We applied a two-variable vector-autoregressive model in the study including the minimum price of alcohol and alcohol-related mortality in the following two simultaneous equations:

Pricet = β10 + β11 Mortality t–1 + … + β1p Mortality t–p + α11 Price t–1 + … + α1p Price t–p + ε1t

Mortalityt = β20 + β21 Mortality t–1 + … + β2p Mortality t–p + α21 Price t–1 + … + α2p Price t–p + ε2t

where α’s and β’s are unknown coefficients and ε1t and ε2t are error terms. We captured seasonality, when necessary, by including seasonal dummies as exogenous variables (see more details about the statistical model in the eAppendix). We also performed a sensitivity analysis, including an indicator variable for a large reduction in Finnish excise tax on alcohol in March 2004.22 However, the estimates for minimum price changed very little. We also repeated the analyses using real retail price indices of alcohol, instead of minimum prices, to examine whether the changes in the lowest prices are simply a proxy for prices in general.

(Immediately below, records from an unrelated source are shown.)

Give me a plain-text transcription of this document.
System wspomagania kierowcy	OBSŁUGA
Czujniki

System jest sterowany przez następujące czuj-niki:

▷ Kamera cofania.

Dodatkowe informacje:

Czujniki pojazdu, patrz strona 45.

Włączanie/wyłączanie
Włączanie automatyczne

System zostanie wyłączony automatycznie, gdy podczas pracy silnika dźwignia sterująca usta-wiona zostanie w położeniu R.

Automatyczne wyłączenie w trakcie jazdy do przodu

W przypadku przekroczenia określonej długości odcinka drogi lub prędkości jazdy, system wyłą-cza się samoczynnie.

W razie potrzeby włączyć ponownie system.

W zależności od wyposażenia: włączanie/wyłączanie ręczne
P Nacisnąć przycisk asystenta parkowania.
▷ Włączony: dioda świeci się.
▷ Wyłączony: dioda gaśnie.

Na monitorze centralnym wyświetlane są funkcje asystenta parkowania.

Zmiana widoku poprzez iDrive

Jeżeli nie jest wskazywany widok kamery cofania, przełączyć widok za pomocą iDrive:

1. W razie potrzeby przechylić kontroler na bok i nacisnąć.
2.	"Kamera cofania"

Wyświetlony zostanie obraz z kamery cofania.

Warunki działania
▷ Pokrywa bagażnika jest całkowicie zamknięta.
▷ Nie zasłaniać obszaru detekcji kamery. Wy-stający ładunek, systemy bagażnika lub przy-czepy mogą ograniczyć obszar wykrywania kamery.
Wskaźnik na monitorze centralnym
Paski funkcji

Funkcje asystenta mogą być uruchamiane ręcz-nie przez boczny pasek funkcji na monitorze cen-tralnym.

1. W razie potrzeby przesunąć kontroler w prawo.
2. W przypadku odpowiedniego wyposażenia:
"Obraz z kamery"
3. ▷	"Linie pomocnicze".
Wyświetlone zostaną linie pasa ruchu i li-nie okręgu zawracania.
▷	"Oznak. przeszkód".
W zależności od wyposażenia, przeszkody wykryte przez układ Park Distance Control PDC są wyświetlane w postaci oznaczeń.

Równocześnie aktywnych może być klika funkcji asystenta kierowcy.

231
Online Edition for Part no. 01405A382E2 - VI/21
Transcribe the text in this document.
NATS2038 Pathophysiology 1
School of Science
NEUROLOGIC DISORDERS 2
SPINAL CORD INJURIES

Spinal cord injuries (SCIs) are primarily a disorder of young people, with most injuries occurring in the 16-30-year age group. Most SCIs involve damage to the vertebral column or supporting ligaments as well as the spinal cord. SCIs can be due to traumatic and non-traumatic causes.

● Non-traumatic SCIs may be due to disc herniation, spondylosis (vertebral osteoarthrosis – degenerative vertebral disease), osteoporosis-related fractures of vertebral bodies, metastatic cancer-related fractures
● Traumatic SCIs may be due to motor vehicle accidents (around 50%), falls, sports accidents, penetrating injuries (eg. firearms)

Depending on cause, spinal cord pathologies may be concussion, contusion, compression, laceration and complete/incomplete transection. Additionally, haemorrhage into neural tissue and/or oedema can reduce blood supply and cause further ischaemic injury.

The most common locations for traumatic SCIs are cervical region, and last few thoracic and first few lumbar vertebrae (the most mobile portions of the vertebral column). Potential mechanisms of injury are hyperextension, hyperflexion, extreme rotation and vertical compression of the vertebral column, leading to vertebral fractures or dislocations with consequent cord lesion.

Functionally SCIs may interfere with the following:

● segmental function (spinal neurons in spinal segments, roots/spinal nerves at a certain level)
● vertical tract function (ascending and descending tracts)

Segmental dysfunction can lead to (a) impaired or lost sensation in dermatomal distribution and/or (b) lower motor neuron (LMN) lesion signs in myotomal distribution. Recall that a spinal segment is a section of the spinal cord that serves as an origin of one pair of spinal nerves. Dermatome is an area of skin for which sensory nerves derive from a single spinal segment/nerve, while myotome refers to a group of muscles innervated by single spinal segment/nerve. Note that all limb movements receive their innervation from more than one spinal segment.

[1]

Vector-autoregressive models require both series to be stationary, indicating that there is no systematic change in mean or variance over time in the series. We ran the Augmented Dickey-Fuller test in order to investigate this. When a series turned out to be non-stationary, we applied differencing to the series. An important preliminary step in vector-autoregressive modelling is to select the order of the autoregression based on the data. The most accurate criterion for the quarterly vector-autoregressive models with a sample size smaller than 120 turned out to be the Schwartz Bayesian information criterion.23 This criterion suggested a lag length of one as appropriate in almost every model, and therefore entered it into all the models. After estimating the vector-autoregressive models we used the Schwartz Bayesian information criterion to determine the choice between competing models. In addition, we calculated orthogonalized impulse response functions that show the percentage change over time in mortality in response to a 1% change in the minimum prices. We used Stata statistical software, version 11.2 MP for all calculations.